In earlier testimony, the Palestinian representative at the UN, Riyad Mansour, characterized the Assembly's vote as a "test" of the international community's willingness to hold Israel accountable for its military actions against the Palestinian people.

"We take very seriously the allegations contained in the Goldstone report regarding possible Palestinian violations," Mr. Mansour said, adding that his side was committed "to the pursuit of domestic legal investigations." But he nonetheless rejected "any equation of the occupying power's aggression and crimes with actions committed in response by the Palestinian side."

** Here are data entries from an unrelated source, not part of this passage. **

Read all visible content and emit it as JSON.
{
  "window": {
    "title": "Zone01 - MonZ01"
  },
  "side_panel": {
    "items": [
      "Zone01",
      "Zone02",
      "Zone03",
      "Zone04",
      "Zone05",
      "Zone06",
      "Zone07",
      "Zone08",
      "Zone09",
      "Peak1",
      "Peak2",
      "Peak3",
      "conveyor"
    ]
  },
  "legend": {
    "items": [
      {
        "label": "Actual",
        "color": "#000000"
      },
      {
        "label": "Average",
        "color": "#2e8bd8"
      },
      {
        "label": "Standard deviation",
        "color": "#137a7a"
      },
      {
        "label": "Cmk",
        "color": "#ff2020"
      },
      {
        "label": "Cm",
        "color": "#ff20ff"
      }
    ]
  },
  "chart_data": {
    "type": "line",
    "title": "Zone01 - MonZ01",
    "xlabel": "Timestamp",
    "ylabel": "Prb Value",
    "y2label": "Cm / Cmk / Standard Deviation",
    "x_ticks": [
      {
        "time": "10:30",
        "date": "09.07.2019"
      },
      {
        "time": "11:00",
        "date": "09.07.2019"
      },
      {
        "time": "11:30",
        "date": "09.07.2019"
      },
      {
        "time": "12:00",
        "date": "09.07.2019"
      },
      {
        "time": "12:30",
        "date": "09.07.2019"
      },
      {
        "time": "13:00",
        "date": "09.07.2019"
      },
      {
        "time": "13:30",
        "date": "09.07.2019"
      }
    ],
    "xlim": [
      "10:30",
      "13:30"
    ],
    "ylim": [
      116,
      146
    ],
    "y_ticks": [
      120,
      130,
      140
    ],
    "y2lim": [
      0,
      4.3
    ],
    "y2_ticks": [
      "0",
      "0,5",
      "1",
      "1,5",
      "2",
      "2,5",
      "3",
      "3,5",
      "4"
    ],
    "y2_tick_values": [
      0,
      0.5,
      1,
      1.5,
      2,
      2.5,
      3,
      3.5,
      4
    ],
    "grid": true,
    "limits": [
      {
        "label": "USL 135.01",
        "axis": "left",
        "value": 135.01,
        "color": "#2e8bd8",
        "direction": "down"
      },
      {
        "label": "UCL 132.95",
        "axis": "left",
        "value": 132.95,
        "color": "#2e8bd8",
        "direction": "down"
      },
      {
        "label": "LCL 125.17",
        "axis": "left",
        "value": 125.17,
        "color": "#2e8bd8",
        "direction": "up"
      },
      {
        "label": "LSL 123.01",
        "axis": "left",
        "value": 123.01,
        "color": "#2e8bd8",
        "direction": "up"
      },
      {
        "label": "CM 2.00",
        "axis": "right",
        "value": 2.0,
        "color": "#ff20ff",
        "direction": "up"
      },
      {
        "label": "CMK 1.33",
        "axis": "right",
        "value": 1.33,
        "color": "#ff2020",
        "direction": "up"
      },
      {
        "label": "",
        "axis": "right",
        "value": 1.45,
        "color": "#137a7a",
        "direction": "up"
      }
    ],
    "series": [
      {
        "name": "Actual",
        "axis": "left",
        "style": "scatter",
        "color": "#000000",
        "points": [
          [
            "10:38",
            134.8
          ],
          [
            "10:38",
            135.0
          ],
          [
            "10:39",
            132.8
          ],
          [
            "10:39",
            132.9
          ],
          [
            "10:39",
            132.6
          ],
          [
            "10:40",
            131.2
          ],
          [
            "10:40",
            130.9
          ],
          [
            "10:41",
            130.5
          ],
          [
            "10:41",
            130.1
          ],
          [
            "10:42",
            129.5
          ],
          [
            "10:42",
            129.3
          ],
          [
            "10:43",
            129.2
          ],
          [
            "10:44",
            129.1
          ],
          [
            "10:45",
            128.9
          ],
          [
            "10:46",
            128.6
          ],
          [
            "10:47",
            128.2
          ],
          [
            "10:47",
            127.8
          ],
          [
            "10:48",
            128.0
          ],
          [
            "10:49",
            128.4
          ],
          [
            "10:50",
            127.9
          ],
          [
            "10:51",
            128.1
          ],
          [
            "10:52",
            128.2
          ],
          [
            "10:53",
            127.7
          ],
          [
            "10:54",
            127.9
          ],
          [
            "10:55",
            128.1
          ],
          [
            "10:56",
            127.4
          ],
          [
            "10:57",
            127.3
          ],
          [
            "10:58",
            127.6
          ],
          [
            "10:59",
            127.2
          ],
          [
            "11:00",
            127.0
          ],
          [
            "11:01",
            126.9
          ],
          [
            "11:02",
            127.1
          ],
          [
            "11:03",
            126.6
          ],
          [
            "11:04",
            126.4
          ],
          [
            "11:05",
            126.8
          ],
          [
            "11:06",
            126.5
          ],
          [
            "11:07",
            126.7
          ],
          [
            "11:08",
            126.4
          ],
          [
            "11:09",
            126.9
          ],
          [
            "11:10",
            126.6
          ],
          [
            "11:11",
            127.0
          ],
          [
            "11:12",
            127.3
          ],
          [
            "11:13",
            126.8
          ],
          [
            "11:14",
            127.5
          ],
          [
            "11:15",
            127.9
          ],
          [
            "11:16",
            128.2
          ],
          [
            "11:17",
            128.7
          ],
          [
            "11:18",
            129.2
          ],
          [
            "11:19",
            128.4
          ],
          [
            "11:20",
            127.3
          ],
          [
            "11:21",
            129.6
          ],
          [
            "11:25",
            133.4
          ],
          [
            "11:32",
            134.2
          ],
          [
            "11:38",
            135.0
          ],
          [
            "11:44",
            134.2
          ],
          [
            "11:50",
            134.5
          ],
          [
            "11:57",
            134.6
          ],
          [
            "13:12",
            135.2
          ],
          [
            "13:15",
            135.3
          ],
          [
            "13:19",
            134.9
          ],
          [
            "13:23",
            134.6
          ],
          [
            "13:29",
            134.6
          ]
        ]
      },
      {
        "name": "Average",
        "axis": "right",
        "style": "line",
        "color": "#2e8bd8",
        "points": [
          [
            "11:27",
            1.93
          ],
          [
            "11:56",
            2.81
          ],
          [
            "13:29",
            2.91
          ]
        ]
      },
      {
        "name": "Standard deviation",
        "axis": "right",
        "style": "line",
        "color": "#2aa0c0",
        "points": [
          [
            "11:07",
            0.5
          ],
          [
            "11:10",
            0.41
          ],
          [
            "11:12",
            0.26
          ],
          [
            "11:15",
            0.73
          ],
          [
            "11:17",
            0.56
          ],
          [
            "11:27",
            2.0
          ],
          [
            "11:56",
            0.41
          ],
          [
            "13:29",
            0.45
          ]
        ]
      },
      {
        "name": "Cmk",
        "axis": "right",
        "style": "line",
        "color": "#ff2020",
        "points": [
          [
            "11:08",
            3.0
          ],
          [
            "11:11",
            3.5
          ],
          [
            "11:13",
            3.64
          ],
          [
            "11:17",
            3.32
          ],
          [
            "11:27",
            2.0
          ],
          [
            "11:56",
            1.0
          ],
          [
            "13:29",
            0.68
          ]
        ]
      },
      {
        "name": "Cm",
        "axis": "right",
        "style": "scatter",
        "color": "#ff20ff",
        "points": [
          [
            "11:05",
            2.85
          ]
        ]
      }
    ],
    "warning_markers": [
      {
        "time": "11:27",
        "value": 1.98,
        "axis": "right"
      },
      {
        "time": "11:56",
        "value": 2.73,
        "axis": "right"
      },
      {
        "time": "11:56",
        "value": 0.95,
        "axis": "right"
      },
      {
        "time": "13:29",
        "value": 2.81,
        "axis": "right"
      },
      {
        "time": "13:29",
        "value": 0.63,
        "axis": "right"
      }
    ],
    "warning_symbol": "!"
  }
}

Israel's position has been that the Gaza offensive was carried out in self-defense to protect Israeli civilians from Hamas's firing of rockets into Israeli territory. Israel's UN ambassador, Gabriela Shalev, said the Goldstone report ignored Hamas's "terror activity" as well as "the complexity of military challenges in fighting terrorists in urban warfare."

Any legitimacy granted the Goldstone report, she added, would in essence deny Israel "the right to defend ourselves."

UN diplomats said Israel has nothing to fear from the resolution's call for the report to be sent to the Security Council, since any action there is unlikely. The widespread assumption is that the US, as one of five permanent council members and Israel's principal ally, would veto any attempt to act on the report in the council. But others said none of the council's five permanent members would favor such action either, with China mindful of recent accusations of human-rights violations in Tibet and Russia wary of potential application to its operations in Chechnya.

The US's Wolff said the US remains "deeply concerned" about the human suffering on both sides in the Israeli-Palestinian conflict. But he insisted that the best way to end that suffering is "to advance the cause of peace – and do nothing to hinder it," suggesting that any further international action on the Goldstone report would do just that.

But other countries, including Brazil, said that holding countries accountable for their military actions and demanding respect for international law could only enhance chances for peace.